Pythran always releases the GIL and can use SIMD instructions and OpenMP!

Why Transonic is great for Pythran users?

Python + Numpy + Pythran is a great combo to easily write highly efficient scientific programs and libraries.

To use Pythran, one needs to isolate the numerical kernels functions in modules that are compiled by Pythran. The C++ code produced by Pythran never uses the Python interpreter. It means that only a subset of what is doable in Python can be done in Pythran files. Some language features are not supported by Pythran (for example no classes) and most of the extension packages cannot be used in Pythran files (basically only Numpy and some Scipy functions).

Another cause of frustration for Python developers when using Pythran is related to manual writting of Pythran function signatures in comments, which can not be automated. Pythran uses C++ templates but Pythran users can not think with this concept. We would like to be able to express the templated nature of Pythran with modern Python syntax (in particular type annotations).

Finally, another limitation is that it is not possible to use Pythran for just-in-time (JIT) compilation so one needs to manually write all argument types.

With Transonic, we try to overcome these limitations. Transonic provides few supplementary Pythran commands and a small Python API to accelerate functions and methods with Pythran without writing the Pythran modules. The code of the numerical kernels can stay in the modules and in the classes where they were written. The Pythran files (i.e. the files compiled by Pythran), which are usually written by the user, are produced automatically by Transonic.

Bonus: There are Transonic syntaxes for both ahead-of-time and just-in-time compilations!

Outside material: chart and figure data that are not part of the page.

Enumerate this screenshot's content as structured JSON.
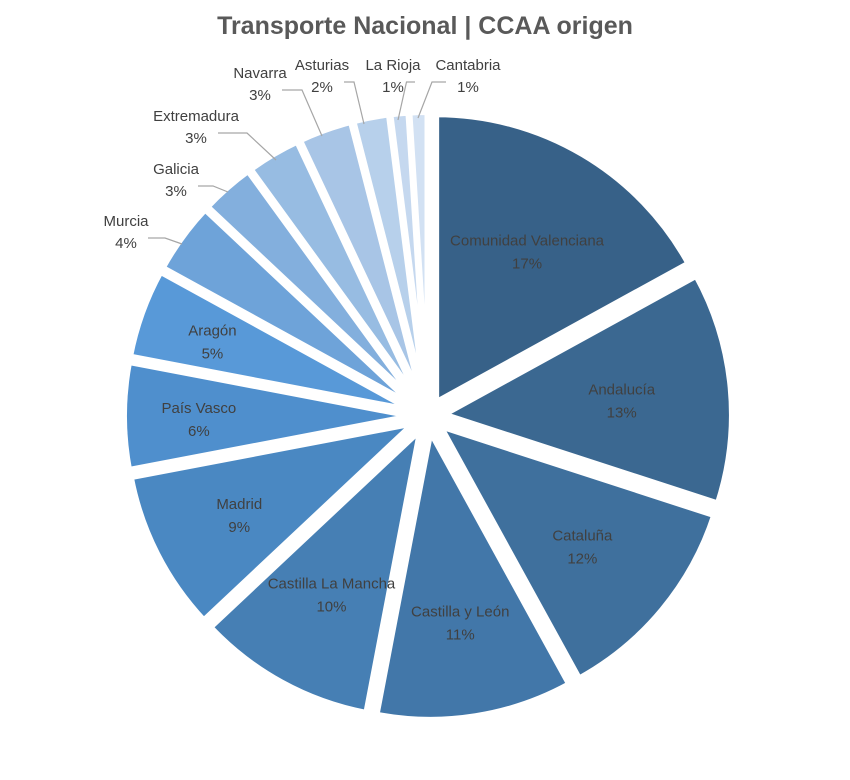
{
  "chart_data": {
    "type": "pie",
    "title": "Transporte Nacional  | CCAA origen",
    "slices": [
      {
        "label": "Comunidad Valenciana",
        "value": 17,
        "pct_text": "17%",
        "color": "#376188"
      },
      {
        "label": "Andalucía",
        "value": 13,
        "pct_text": "13%",
        "color": "#3b6891"
      },
      {
        "label": "Cataluña",
        "value": 12,
        "pct_text": "12%",
        "color": "#3f709d"
      },
      {
        "label": "Castilla y León",
        "value": 11,
        "pct_text": "11%",
        "color": "#4277a9"
      },
      {
        "label": "Castilla La Mancha",
        "value": 10,
        "pct_text": "10%",
        "color": "#467fb4"
      },
      {
        "label": "Madrid",
        "value": 9,
        "pct_text": "9%",
        "color": "#4a88c2"
      },
      {
        "label": "País Vasco",
        "value": 6,
        "pct_text": "6%",
        "color": "#4f8fcd"
      },
      {
        "label": "Aragón",
        "value": 5,
        "pct_text": "5%",
        "color": "#5899d8"
      },
      {
        "label": "Murcia",
        "value": 4,
        "pct_text": "4%",
        "color": "#6ea3d9"
      },
      {
        "label": "Galicia",
        "value": 3,
        "pct_text": "3%",
        "color": "#83afdd"
      },
      {
        "label": "Extremadura",
        "value": 3,
        "pct_text": "3%",
        "color": "#97bce2"
      },
      {
        "label": "Navarra",
        "value": 3,
        "pct_text": "3%",
        "color": "#a8c5e6"
      },
      {
        "label": "Asturias",
        "value": 2,
        "pct_text": "2%",
        "color": "#b7d0eb"
      },
      {
        "label": "La Rioja",
        "value": 1,
        "pct_text": "1%",
        "color": "#c5d8ef"
      },
      {
        "label": "Cantabria",
        "value": 1,
        "pct_text": "1%",
        "color": "#d2e1f3"
      }
    ],
    "start": "top",
    "direction": "clockwise",
    "exploded": true
  }
}
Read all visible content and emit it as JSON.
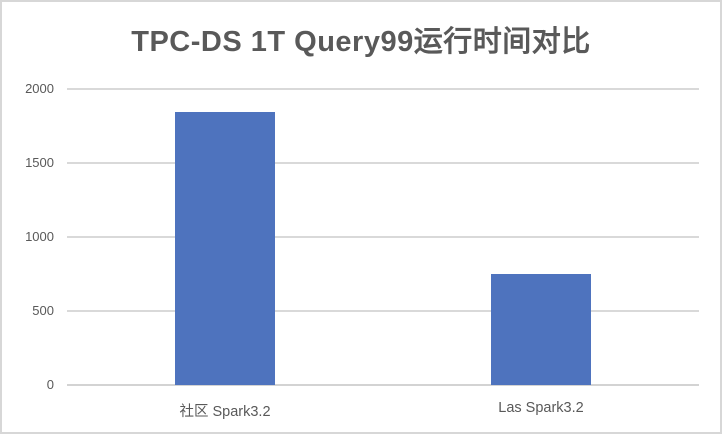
{
  "chart_data": {
    "type": "bar",
    "title": "TPC-DS 1T Query99运行时间对比",
    "categories": [
      "社区 Spark3.2",
      "Las Spark3.2"
    ],
    "values": [
      1845,
      750
    ],
    "xlabel": "",
    "ylabel": "",
    "ylim": [
      0,
      2000
    ],
    "yticks": [
      0,
      500,
      1000,
      1500,
      2000
    ],
    "grid": true,
    "legend": false,
    "bar_color": "#4e73be",
    "gridline_color": "#d9d9d9",
    "title_color": "#595959",
    "tick_label_color": "#595959",
    "background_color": "#ffffff",
    "border_color": "#d7d7d7"
  }
}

At run time, Transonic uses when possible the pythranized functions, but let’s stress again that codes using Transonic work fine without Pythran (of course without speedup)!

Implementation details: Under the hood, Transonic creates Pythran files (one per module for AOT compilation and one per function for JIT compilation) that can be compiled at build, import or run times depending of the cases. Note that the developers can still read the Pythran files if needed.


Transonic is really convenient for experimenting and benchmarking with Pythran (as for example these comparisons with Julia and with Numba):

  • The whole code can be gathered in one Python file.

  • With the @jit decorator, we don’t need to add the types and to launch compilation commands!

  • Even without @jit (i.e. with AOT compilation), it is easy to trigger a mode in which Transonic automatically takes care of all compilation steps (see Installation and configuration).